Australian Capital Territory Independent Senator David Pocock said he was concerned about the initial rejection rate as some of Australia's most vulnerable people live in nursing homes.

"There is a place for contracting work, but it is deeply disturbing to find that two-thirds of aged care board on-site audits are outsourced, and a third of those audits are not up to standard," Pocock said. ”

The European Commission is the regulator.
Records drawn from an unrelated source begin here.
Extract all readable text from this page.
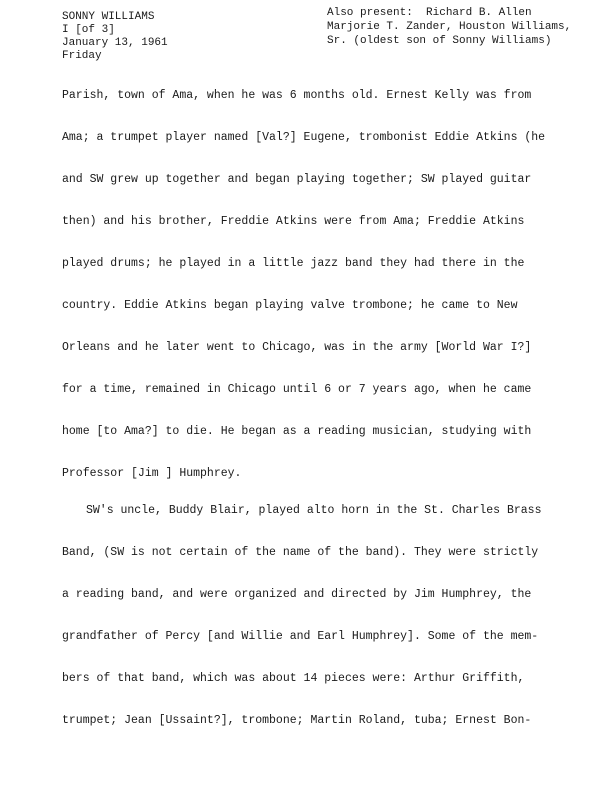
SONNY WILLIAMS
I [of 3]
January 13, 1961
Friday
Also present:  Richard B. Allen
Marjorie T. Zander, Houston Williams,
Sr. (oldest son of Sonny Williams)
Parish, town of Ama, when he was 6 months old. Ernest Kelly was from
Ama; a trumpet player named [Val?] Eugene, trombonist Eddie Atkins (he
and SW grew up together and began playing together; SW played guitar
then) and his brother, Freddie Atkins were from Ama; Freddie Atkins
played drums; he played in a little jazz band they had there in the
country. Eddie Atkins began playing valve trombone; he came to New
Orleans and he later went to Chicago, was in the army [World War I?]
for a time, remained in Chicago until 6 or 7 years ago, when he came
home [to Ama?] to die. He began as a reading musician, studying with
Professor [Jim ] Humphrey.
SW's uncle, Buddy Blair, played alto horn in the St. Charles Brass
Band, (SW is not certain of the name of the band). They were strictly
a reading band, and were organized and directed by Jim Humphrey, the
grandfather of Percy [and Willie and Earl Humphrey]. Some of the mem-
bers of that band, which was about 14 pieces were: Arthur Griffith,
trumpet; Jean [Ussaint?], trombone; Martin Roland, tuba; Ernest Bon-
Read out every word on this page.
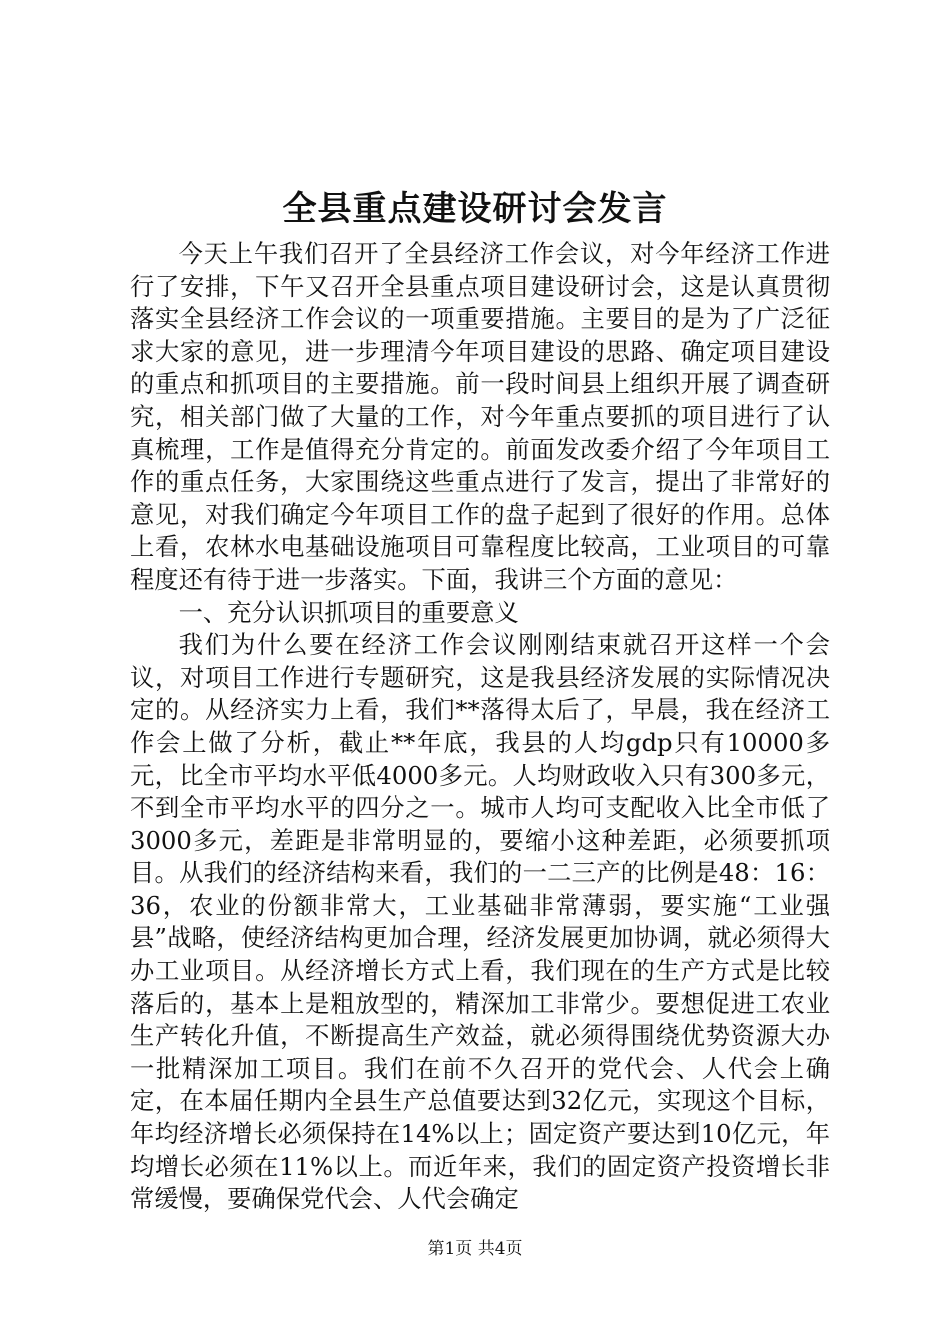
全县重点建设研讨会发言

今天上午我们召开了全县经济工作会议，对今年经济工作进行了安排，下午又召开全县重点项目建设研讨会，这是认真贯彻落实全县经济工作会议的一项重要措施。主要目的是为了广泛征求大家的意见，进一步理清今年项目建设的思路、确定项目建设的重点和抓项目的主要措施。前一段时间县上组织开展了调查研究，相关部门做了大量的工作，对今年重点要抓的项目进行了认真梳理，工作是值得充分肯定的。前面发改委介绍了今年项目工作的重点任务，大家围绕这些重点进行了发言，提出了非常好的意见，对我们确定今年项目工作的盘子起到了很好的作用。总体上看，农林水电基础设施项目可靠程度比较高，工业项目的可靠程度还有待于进一步落实。下面，我讲三个方面的意见：

一、充分认识抓项目的重要意义

我们为什么要在经济工作会议刚刚结束就召开这样一个会议，对项目工作进行专题研究，这是我县经济发展的实际情况决定的。从经济实力上看，我们**落得太后了，早晨，我在经济工作会上做了分析，截止**年底，我县的人均gdp只有10000多元，比全市平均水平低4000多元。人均财政收入只有300多元，不到全市平均水平的四分之一。城市人均可支配收入比全市低了3000多元，差距是非常明显的，要缩小这种差距，必须要抓项目。从我们的经济结构来看，我们的一二三产的比例是48：16：36，农业的份额非常大，工业基础非常薄弱，要实施“工业强县”战略，使经济结构更加合理，经济发展更加协调，就必须得大办工业项目。从经济增长方式上看，我们现在的生产方式是比较落后的，基本上是粗放型的，精深加工非常少。要想促进工农业生产转化升值，不断提高生产效益，就必须得围绕优势资源大办一批精深加工项目。我们在前不久召开的党代会、人代会上确定，在本届任期内全县生产总值要达到32亿元，实现这个目标，年均经济增长必须保持在14%以上；固定资产要达到10亿元，年均增长必须在11%以上。而近年来，我们的固定资产投资增长非常缓慢，要确保党代会、人代会确定

第1页 共4页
On-site audits are their core business, and this should be a capability that they have in-house. ”

D**id Tune, a former senior civil servant who conducted an independent assessment of the commission's capacity, described aged care audits as "a core function of the commission" and warned that the extent of outsourcing poses "significant risks".

Beth Vincent-Pitsch, National Deputy Secretary General of the Community and Public Sector Alliance, has also again criticized outsourcing.

"If Albanese Labor** really wants to improve the quality of aged care across the country, then they need experienced, candid and fearless civil servants to do the work of aged care regulators," Vincent-Pietsch said. ”

But Charles Maskell-Knight, a former senior adviser to the Ministry of Health and a senior adviser to the Royal Commission, has defended the use of advisers in certain circumstances.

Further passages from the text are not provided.